We loved Louise’s lineup and are thrilled to have four wines to share with you today, sampling three of Muscadet’s most famous terroirs over multiple vintages. Schist (terroir of the Chasseloir) gives Muscadet its classic profile (saline, citric, cutting, and, um, great with oysters). Granite (Clisson) gives broader, rounder wines with riper fruit and a creamier mid-palate; Clisson is the Cru we open when we want Muscadet with weight to go with, say, bone-in roasted pork chops with spring vegetables from the market. Orthogneiss (l'Oiselinière) is a hard, crystalline metamorphic rock, and sits somewhere in between the other two, offering tension and lift, often with a faintly herbal or pithy character as they age.

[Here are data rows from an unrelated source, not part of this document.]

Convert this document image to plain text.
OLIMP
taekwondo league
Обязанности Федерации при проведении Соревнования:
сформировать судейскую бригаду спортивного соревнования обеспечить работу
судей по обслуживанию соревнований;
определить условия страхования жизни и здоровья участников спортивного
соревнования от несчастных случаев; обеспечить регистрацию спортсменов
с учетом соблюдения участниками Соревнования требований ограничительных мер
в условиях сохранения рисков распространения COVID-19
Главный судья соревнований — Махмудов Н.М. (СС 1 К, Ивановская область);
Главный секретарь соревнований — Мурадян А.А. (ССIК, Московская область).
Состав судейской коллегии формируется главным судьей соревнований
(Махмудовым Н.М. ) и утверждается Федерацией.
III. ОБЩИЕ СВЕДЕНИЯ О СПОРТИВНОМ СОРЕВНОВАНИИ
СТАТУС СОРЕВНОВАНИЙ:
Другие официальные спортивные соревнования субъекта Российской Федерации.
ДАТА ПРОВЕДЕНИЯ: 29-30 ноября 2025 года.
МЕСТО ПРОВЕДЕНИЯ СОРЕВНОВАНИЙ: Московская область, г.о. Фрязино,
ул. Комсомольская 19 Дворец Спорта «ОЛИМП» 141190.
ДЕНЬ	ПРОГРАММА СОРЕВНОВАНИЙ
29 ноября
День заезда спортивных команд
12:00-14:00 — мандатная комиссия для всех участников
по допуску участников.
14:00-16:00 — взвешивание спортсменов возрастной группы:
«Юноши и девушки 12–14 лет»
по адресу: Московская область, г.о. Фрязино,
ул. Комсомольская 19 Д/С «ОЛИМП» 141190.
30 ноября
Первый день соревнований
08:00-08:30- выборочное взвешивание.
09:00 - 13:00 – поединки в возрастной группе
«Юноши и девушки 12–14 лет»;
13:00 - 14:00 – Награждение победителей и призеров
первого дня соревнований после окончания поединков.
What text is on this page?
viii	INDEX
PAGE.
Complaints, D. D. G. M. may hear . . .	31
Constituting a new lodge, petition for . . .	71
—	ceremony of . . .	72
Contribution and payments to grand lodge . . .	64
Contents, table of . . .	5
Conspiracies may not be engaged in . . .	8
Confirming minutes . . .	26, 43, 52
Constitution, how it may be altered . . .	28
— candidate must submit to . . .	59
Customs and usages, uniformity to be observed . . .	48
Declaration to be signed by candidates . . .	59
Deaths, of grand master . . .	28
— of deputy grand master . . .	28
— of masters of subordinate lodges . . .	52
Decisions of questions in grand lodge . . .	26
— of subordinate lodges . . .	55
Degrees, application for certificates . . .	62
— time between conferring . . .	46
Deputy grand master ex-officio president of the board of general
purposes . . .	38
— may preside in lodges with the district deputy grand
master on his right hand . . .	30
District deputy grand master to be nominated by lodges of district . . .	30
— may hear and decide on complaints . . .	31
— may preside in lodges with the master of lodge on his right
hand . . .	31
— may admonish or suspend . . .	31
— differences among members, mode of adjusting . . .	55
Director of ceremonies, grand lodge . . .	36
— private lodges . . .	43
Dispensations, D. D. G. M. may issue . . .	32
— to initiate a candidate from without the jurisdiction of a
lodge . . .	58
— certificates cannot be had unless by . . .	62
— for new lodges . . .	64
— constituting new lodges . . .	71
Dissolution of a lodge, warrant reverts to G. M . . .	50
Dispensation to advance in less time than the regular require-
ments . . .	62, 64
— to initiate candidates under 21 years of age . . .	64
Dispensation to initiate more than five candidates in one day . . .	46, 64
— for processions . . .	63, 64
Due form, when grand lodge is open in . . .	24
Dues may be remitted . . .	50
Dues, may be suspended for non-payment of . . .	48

Comte Leloup du Château de Chasseloir 2019 $44.99
100+ year-old vines in schist at the family’s home vineyard. The site qualifies for Monnières-Saint-Fiacre Cru status, but Louise preserves her family tradition of aging the wine for “just” 14 months on lees — not quite long enough to label it a cru. Besides, they love the old label. Fresh and stony with salty lemon, and a surprisingly long mineral finish.


Comte Leloup du Château de Chasseloir 2014 $27.99
Same site, same winemaking, warmer vintage (more solar, as the French say). Less stony austerity, more detailed fruit, finishes with nice ripeness.


Clisson 'Le Sillon des Braudières' 2018 $39.99
Granite. Louis calls 2018 the perfect vintage: everything happened just when it needed to. Creamier, with Korean pear hinting at pineapple.


Clos du Château l'Oiselinière 'La Haie Fouassière' 2015 $39.99
Orthogneiss, from two hectares of 80-year-old vines at the top of a south-facing dome between the Sèvre and Maine rivers. La Haie Fouassière is the westernmost Cru Communal. Beautifully decaying minerals, leesy richness balanced by pithy lemon curd and an evolving herbaceous note the locals call menthol.